Proraphidia Temporal range: Late Jurassic–Barremian PreꞒ Ꞓ O S D C P T J K Pg N

Scientific classification
- Domain: Eukaryota
- Kingdom: Animalia
- Phylum: Arthropoda
- Class: Insecta
- Order: Raphidioptera
- Family: †Mesoraphidiidae
- Genus: †Proraphidia Martynova, 1941
- Species: Proraphidia gomezi; Proraphidia hopkinsi; Proraphidia turkestanica;

= Proraphidia =

Extinct genus of insects

Proraphidia is a genus of snakefly in the extinct family Mesoraphidiidae. The genus currently contains three species; Proraphidia gomezi from the La Pedrera de Rúbies Formation in Spain, Proraphidia hopkinsi from the Weald Clay in England, and the type species Proraphidia turkestanica from Kazakhstan. The genus was first described by O. M. Martynova in 1941 with the publication of P. turkestanica from Jurassic deposits of the Karabastau Formation in Karatau, Kazakhstan.

All species in the genus are noted for the small size of the pterostigma when compared to other raphidiopteran species. P. hopkinsi and P. gomezi were described by James E. Jepson and Edmund A. Jarzembowski in a 2008 paper published in the journal Alavesia. P. hopkinsi is known from a fossil found in deposits of the Lower Weald Clay at the Clockhouse Brickworks in Surrey, England. The deposits date to the Late Hauterivian stage of the Lower Cretaceous. The P. hopkinsi holotype is described from a single forewing that is 11.5 mm long preserved in a section of siltstone concretion also containing Blattodea, Hemiptera, Mecoptera, and Diptera specimens. The wing is narrower than P. turkestanica, with three crossveins between the R and Sc veins, and the second branch of the CuA forked. The type specimen is housed in the Booth Museum of Natural History at Brighton, England, as specimen number "BMB 014915, - 8". P. hopkinsi was named in honor of Dick Hopkins, a long-time volunteer of the Booth Museum.
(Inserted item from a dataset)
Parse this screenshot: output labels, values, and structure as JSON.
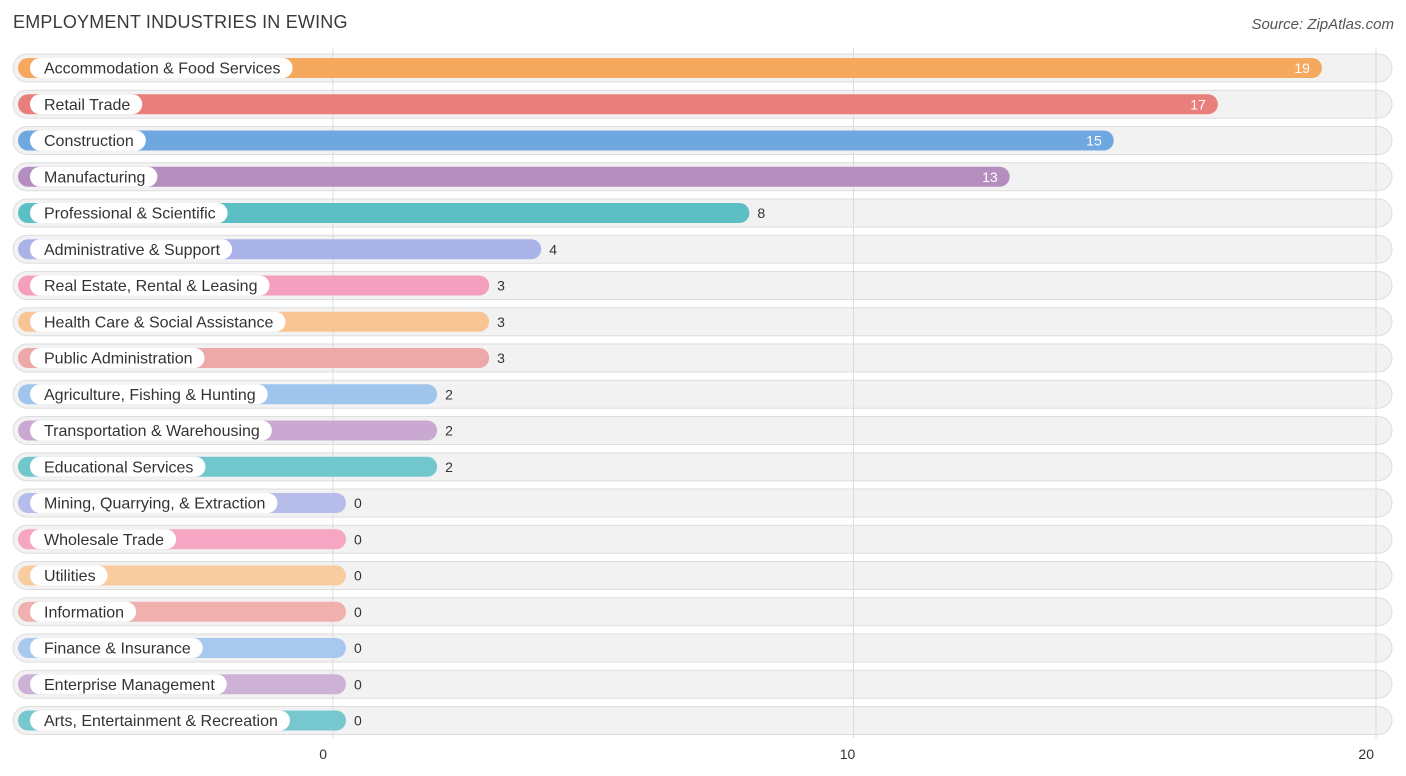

The holotype of Proraphidia gomezi is a partial body with overlapping fore and hind wings preserved in Early Barremian-age limestone from deposits at Pedrera de Meià in Rúbies, Spain. The forewings are 13 mm long while the hindwings are notably shorter than P. turkestanica and have fewer veinlets in the coastal region. Named for Mr Gómez-Pallerola, a fossil collector and contributor to the Institut d'Estudis Ilerdencs in Lleida, Catalonia (Spain) where the holotype of P. gomezi, specimen number "L. 29" is housed. A fourth species, from the Upper Jurassic/Lower Cretaceous sediments at Baisa, Buryatia, Russia, was previously placed in Proraphidia by Dr. Martynova in 1961 as Proraphidia vitimica. However the species was subsequently moved to Alloraphidia in 1993 by Dr. Alexandr G. Ponomarenko. The species was then placed in its current genus Pararaphidia as Pararaphidia vitimica by Dr. Michael Engel in 2002.